À la fin de son récit, l’autre tremblotait
des lèvres.
- Ainsi, vous avez couché avec quelqu’un du
service des manuscrits, répétait-il, ébahi.
- Et ça ne facilite rien, au contraire…
- Il a couché avec quelqu’un du service des
manuscrits, déclara-t-il encore à la serveuse qui détourna la tête.
- Ça va ! Pas la peine de le crier sous
tous les toits !
- Mais c’est fantastique ! Vous vous
rendez compte que…
- Que rien ! le coupa-t-il sèchement. Je
ne suis d’ailleurs même pas sûr que la demoiselle travaille ici…
Cela eut pour effet de calmer l’écrivain.
- Oui c’est vrai, reconnut-il un brin sombre,
vous avez raison. Ne nous emballons pas trop vite.
- Vous ! rectifia-t-il, irrité.
Soudain, la porte de la maison d’édition
s’ouvrit, aimantant leurs regards. Son genou cogna contre le plateau de la
table. C’était elle ! En bottes, jean moulant et veste noire ! Elle
arpentait le trottoir avec la précipitation de l’employé qui quitte
définitivement son bureau. La pointe du nez fendant l’air et les cheveux
palpitants ! Poursuivie par l’obsédante musique de ses talons !
À la tête qu’il faisait, l’autre comprit
immédiatement.
- C’est elle… C’est elle, n’est-ce pas ?
Il ne savait quoi dire, quoi répondre tant il
était paniqué.
L’autre lui serra très fort le bras :
- Eh bien, qu’attendez-vous ?!
Allez-y !
Voyant que cette injonction ne suffisait pas,
il ajouta :
- Sinon j’irais à votre place !
Cette phrase agit comme des ressorts.
Bondissant de sa chaise, il courut derrière elle qui bifurquait à gauche.
Il la rattrapa au milieu d’une étroite rue
peu fréquentée qui se jetait dans l’agitation d’un grand boulevard.
À sa vue, elle grimaça :
- Qu’est-ce que tu fais là ?
Grommela-t-elle, clairement mécontente.
- Et toi ? Lança-t-il en feignant
l’étonnement. C’est incroyable de se retrouver encore !
Ne gobant pas son mensonge, elle poussa un
soupir exaspéré et reprit sa marche.
Il s’élança vers elle, lui saisissant
l’épaule.
- Attends !
Sur le trottoir d’en face, une femme
promenant son caniche s’était arrêtée pour observer la scène. Un commerçant
désoeuvré l’avait rejointe, serrant son portable dans la poche de son pantalon.
- Quoi encore ?!
- C’est vrai, avoua-t-il. Je t’ai attendu
toute l’après-midi devant ton travail mais…
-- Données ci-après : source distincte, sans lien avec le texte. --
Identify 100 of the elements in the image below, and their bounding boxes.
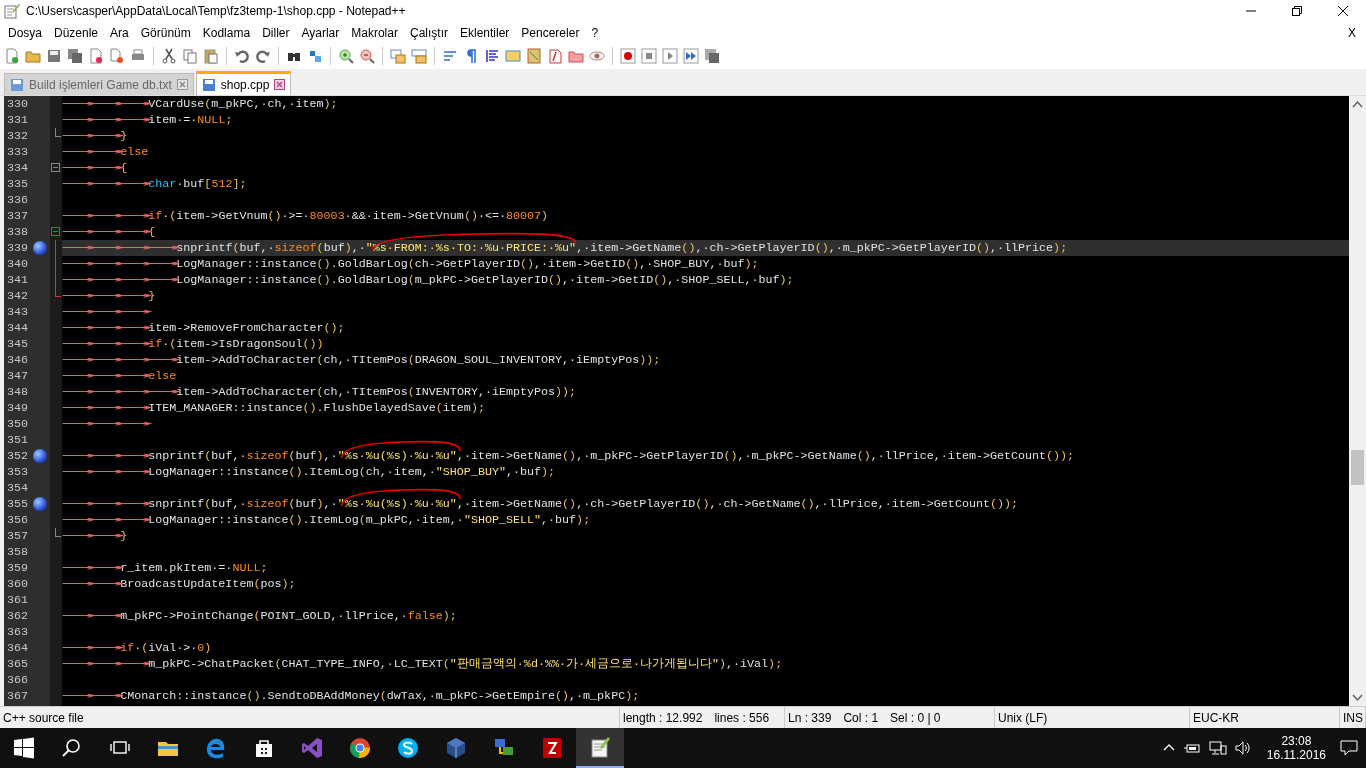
tab-markers: ⟶⟶ <box>64 640 121 656</box>
file-tab[interactable]: shop.cpp <box>195 71 292 95</box>
code-text: r_item.pkItem·=·NULL; <box>120 561 268 575</box>
menu-item[interactable]: Çalıştır <box>403 25 454 40</box>
line-number: 363 <box>5 624 29 640</box>
indent-guide-icon[interactable] <box>484 48 500 64</box>
close-icon[interactable] <box>274 79 286 90</box>
line-number: 335 <box>5 176 29 192</box>
clock[interactable]: 23:08 16.11.2016 <box>1260 734 1332 762</box>
code-text: item·=·NULL; <box>148 113 233 127</box>
file-tab[interactable]: Build işlemleri Game db.txt <box>4 73 194 95</box>
taskbar-button[interactable] <box>576 728 624 768</box>
battery-icon[interactable] <box>1182 742 1201 754</box>
menu-item[interactable]: Ayarlar <box>295 25 346 40</box>
close-all-icon[interactable] <box>109 48 125 64</box>
redo-icon[interactable] <box>255 48 271 64</box>
line-number: 349 <box>5 400 29 416</box>
word-wrap-icon[interactable] <box>442 48 458 64</box>
line-number: 330 <box>5 96 29 112</box>
folder-view-icon[interactable] <box>568 48 584 64</box>
line-number: 352 <box>5 448 29 464</box>
tab-markers: ⟶⟶⟶⟶ <box>64 272 177 288</box>
record-icon[interactable] <box>620 48 636 64</box>
fold-box[interactable] <box>51 163 60 172</box>
replace-icon[interactable] <box>307 48 323 64</box>
tab-markers: ⟶⟶ <box>64 576 121 592</box>
code-text: item->RemoveFromCharacter(); <box>148 321 345 335</box>
menu-item[interactable]: ? <box>585 25 605 40</box>
code-text: } <box>120 129 128 143</box>
zoom-in-icon[interactable] <box>338 48 354 64</box>
menu-item[interactable]: Pencereler <box>515 25 586 40</box>
tab-markers: ⟶⟶⟶ <box>64 368 149 384</box>
status-text: Unix (LF) <box>998 710 1048 725</box>
menu-item[interactable]: Dosya <box>2 25 48 40</box>
fast-forward-icon[interactable] <box>683 48 699 64</box>
eye-icon[interactable] <box>589 48 605 64</box>
notification-icon[interactable] <box>1340 740 1358 756</box>
tab-markers: ⟶⟶⟶ <box>64 496 149 512</box>
save-all-icon[interactable] <box>67 48 83 64</box>
code-text: LogManager::instance().ItemLog(m_pkPC,·item,·"SHOP_SELL",·buf); <box>148 513 591 527</box>
volume-icon[interactable] <box>1234 741 1253 755</box>
line-number: 364 <box>5 640 29 656</box>
save-icon[interactable] <box>46 48 62 64</box>
menu-item[interactable]: Kodlama <box>196 25 257 40</box>
notepad-lizard-icon <box>588 735 612 759</box>
line-number: 350 <box>5 416 29 432</box>
tab-markers: ⟶⟶ <box>64 160 121 176</box>
zoom-out-icon[interactable] <box>359 48 375 64</box>
sync-horizontal-icon[interactable] <box>411 48 427 64</box>
speech-s-icon <box>396 736 420 760</box>
menu-item[interactable]: Görünüm <box>134 25 197 40</box>
code-text: item->AddToCharacter(ch,·TItemPos(INVENTORY,·iEmptyPos)); <box>176 385 577 399</box>
line-number: 338 <box>5 224 29 240</box>
code-text: item->AddToCharacter(ch,·TItemPos(DRAGON_SOUL_INVENTORY,·iEmptyPos)); <box>176 353 661 367</box>
new-file-icon[interactable] <box>4 48 20 64</box>
line-number: 341 <box>5 272 29 288</box>
line-number: 356 <box>5 512 29 528</box>
stop-icon[interactable] <box>641 48 657 64</box>
tab-markers: ⟶⟶⟶⟶ <box>64 240 177 256</box>
line-number: 351 <box>5 432 29 448</box>
status-text: Sel : 0 | 0 <box>890 710 941 725</box>
line-number: 331 <box>5 112 29 128</box>
line-number: 333 <box>5 144 29 160</box>
tab-markers: ⟶⟶⟶⟶ <box>64 352 177 368</box>
fold-box[interactable] <box>51 227 60 236</box>
save-macro-icon[interactable] <box>704 48 720 64</box>
line-number: 357 <box>5 528 29 544</box>
close-file-icon[interactable] <box>88 48 104 64</box>
paste-icon[interactable] <box>203 48 219 64</box>
close-document-button[interactable]: X <box>1342 25 1366 40</box>
close-icon <box>1338 6 1348 16</box>
tab-markers: ⟶⟶⟶ <box>64 304 149 320</box>
line-number: 367 <box>5 688 29 704</box>
map-icon[interactable] <box>526 48 542 64</box>
tab-markers: ⟶⟶⟶ <box>64 656 149 672</box>
folder-icon[interactable] <box>25 48 41 64</box>
copy-icon[interactable] <box>182 48 198 64</box>
cube-icon <box>444 736 468 760</box>
network-icon[interactable] <box>1208 741 1227 755</box>
menu-item[interactable]: Eklentiler <box>454 25 516 40</box>
menu-item[interactable]: Makrolar <box>345 25 404 40</box>
play-icon[interactable] <box>662 48 678 64</box>
scrollbar[interactable] <box>1349 96 1366 706</box>
code-text: VCardUse(m_pkPC,·ch,·item); <box>148 97 338 111</box>
status-text: lines : 556 <box>714 710 770 725</box>
sync-vertical-icon[interactable] <box>390 48 406 64</box>
menu-item[interactable]: Diller <box>256 25 296 40</box>
menu-item[interactable]: Ara <box>104 25 135 40</box>
undo-icon[interactable] <box>234 48 250 64</box>
tab-markers: ⟶⟶⟶⟶ <box>64 256 177 272</box>
scrollbar-thumb[interactable] <box>1351 450 1364 485</box>
function-icon[interactable] <box>547 48 563 64</box>
tab-markers: ⟶⟶⟶ <box>64 400 149 416</box>
cut-icon[interactable] <box>161 48 177 64</box>
menu-item[interactable]: Düzenle <box>48 25 105 40</box>
tab-markers: ⟶⟶ <box>64 128 121 144</box>
code-text: if·(iVal·>·0) <box>120 641 212 655</box>
tab-markers: ⟶⟶⟶ <box>64 448 149 464</box>
close-icon[interactable] <box>176 79 188 90</box>
line-number: 332 <box>5 128 29 144</box>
- J’en étais sûre ! S’écria-t-elle.
Jamais je n’aurais dû te le dire. Quelle idiote je suis !
- Ecoute-moi ! hurla-t-il en la secouant
légèrement.
Dégainant son portable, le commerçant
hésita : Devait-il prendre une photo, filmer ou bien appeler les
flics ? « Attendez un peu » lui conseilla sagement la femme au
caniche. Ce dernier jappa en signe d’approbation.
- Si j’ai fait ça, reprit-il d’une voix
bredouillante, c’est uniquement parce que tu me manques… Je ne sais pas comment
expliquer cela. Nous nous sommes pourtant peu vus… Mais c’est comme ça, tu m’as
chamboulé. Et maintenant ma peau te réclame toute entière.
Elle expulsa un mince filet d’air par sa
bouche entrouverte. Il continua :
- Alors oui, je te le promets, si tu ne
ressens pas la même chose que moi, je m’en vais sur le champ et tu n’entendras
plus jamais parler de moi. Je te demande juste de ne pas me mentir à cause de
ton métier. De laisser parler ton cœur. Ne t’ai-je pas touché un peu ?
- Je… Je…, balbutia-t-elle, déstabilisée.
Puis elle se reprit : Ce n’est pas possible, un point c’est tout !
Se défaisant de son étreinte, elle avança.
Cette fois-ci, il ne la retint pas. Il la regarda s’éloigner, bras ballants.
Déçue, la femme tira sur la laisse pour que
son caniche se lève. Rangeant son portable, le commerçant retourna à regret
vers sa sinistre boutique pleine de babioles.